February 10, 2010, 2:55pm

Rice farmers can earn extra money by doing fish-farming in their ricefields.

Instead of fishing in rivers, they may opt to convert the lower portion of their ricefields into fishponds like what a farmer in Alicia, Isabela did.

Roberto Navarro of Barangay Paddad does this so-called rice-fish technology by the Bureau of Fisheries and Aquatic Resources (BFAR). He says that profit from his 1,700 square meter tilapia fishpond that used to be a mud pit is equivalent to an income from a 7,000 sq. m. rice land.

That’s because the stocks of this rice-fish technology demonstration cooperator of the BFAR Region II have reached 4 to 3 pieces a kilo. In fact some have weighed even half a kilo. At an average harvest weight of 250 grams, potential production is 1,806.25 kilos. This is worth a net income of P74,232 at A farmgate price of P70 per kilo.

The culture period, however, was extended a bit due to supply glut. But expenses were minimal due to the application of the 45-day delayed feeding technology, or the introduction of commercial feeds 45 days after pond stocking.

Likewise, Navarro does not feed his stocks when he observes abundance of algae, the natural food, in the pond. “I do not feed my stocks for a day if I observe greenish color in the pond,” he says. And to maintain the growth of algae, he places seven bags of chicken manure in the pond.

Navarro says the total feed consumption of his 8,500 size 17 tilapia fingerlings is only 60 bags. This is much lower than the standard feed consumption rate of 10 bags per 1,000 fingerlings.
His total expenditure on one hand is only P52,205.
Marlo Pagulayan of Peñablanca town in Cagayan also practices this technology. But the ulang and tilapia fishpond of this technology demonstration cooperator is on a slightly elevated portion of his rice land. He did so because he had problems leveling the said portion. “That’s why I decided to convert the area into a fishpond,” he says.

Like Navarro, Pagulayan uses pond water to irrigate his ricefield. And they have the same observation: rice plants became more vigorous as draining pond water into the ricefield enhances soil fertility.

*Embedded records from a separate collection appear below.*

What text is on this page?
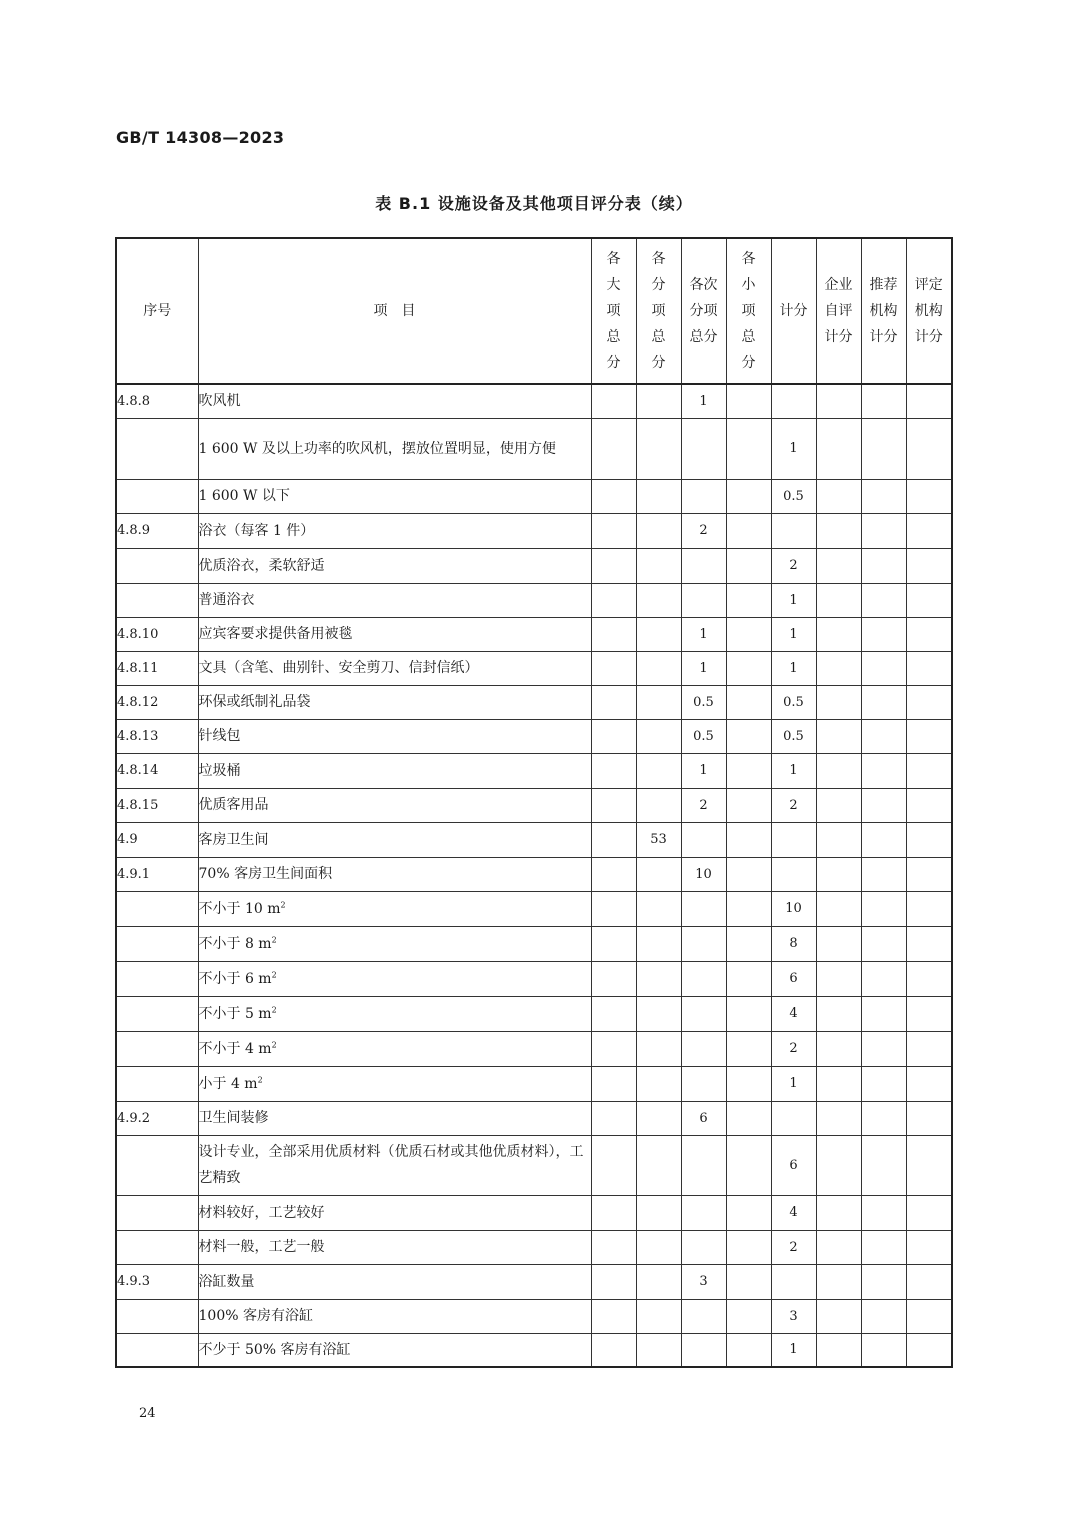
GB/T 14308—2023
表 B.1 设施设备及其他项目评分表（续）
序号	项　目	各
大
项
总
分	各
分
项
总
分	各次
分项
总分	各
小
项
总
分	计分	企业
自评
计分	推荐
机构
计分	评定
机构
计分
4.8.8	吹风机			1					
	1 600 W 及以上功率的吹风机，摆放位置明显，使用方便					1			
	1 600 W 以下					0.5			
4.8.9	浴衣（每客 1 件）			2					
	优质浴衣，柔软舒适					2			
	普通浴衣					1			
4.8.10	应宾客要求提供备用被毯			1		1			
4.8.11	文具（含笔、曲别针、安全剪刀、信封信纸）			1		1			
4.8.12	环保或纸制礼品袋			0.5		0.5			
4.8.13	针线包			0.5		0.5			
4.8.14	垃圾桶			1		1			
4.8.15	优质客用品			2		2			
4.9	客房卫生间		53						
4.9.1	70% 客房卫生间面积			10					
	不小于 10 $m^2$					10			
	不小于 8 $m^2$					8			
	不小于 6 $m^2$					6			
	不小于 5 $m^2$					4			
	不小于 4 $m^2$					2			
	小于 4 $m^2$					1			
4.9.2	卫生间装修			6					
	设计专业，全部采用优质材料（优质石材或其他优质材料），工艺精致					6			
	材料较好，工艺较好					4			
	材料一般，工艺一般					2			
4.9.3	浴缸数量			3					
	100% 客房有浴缸					3			
	不少于 50% 客房有浴缸					1			
24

“Researchers have proven that fertilizer cost on rice farming can be reduced by draining fishpond water into the ricefield. This is due to its high fertility. Fish produced, on one hand, serves as additional source of income and food for the farmer,” says Alexander Castañeda, ulang project leader of BFAR Region II.

So it was no surprise that Pagulayan was able to harvest 146 cavans of fresh palay from 0.9 hectare planted to a hybrid variety.
“Whereas before I can hardly get 120 cavans from a hectare planted to inbred variety,” he said.

So even if his harvest of 30 kilos ulang and 20 kilos tilapia from his 350 sq. m. fishpond is subpar given the high mortality incurred during transport of ulang seed stocks, his income with this technology is still better compared to that with rice farming only. This is due to the high market price and low production cost of ulang.

“I had no problem selling my ulang harvest at P400 a kilo at high-end restaurants in Tuguegarao City,” Pagulayan said.
Production cost, on one hand, was lessened as he fed his stocks with surplus vegetables and fruits, grated coconuts and bananas.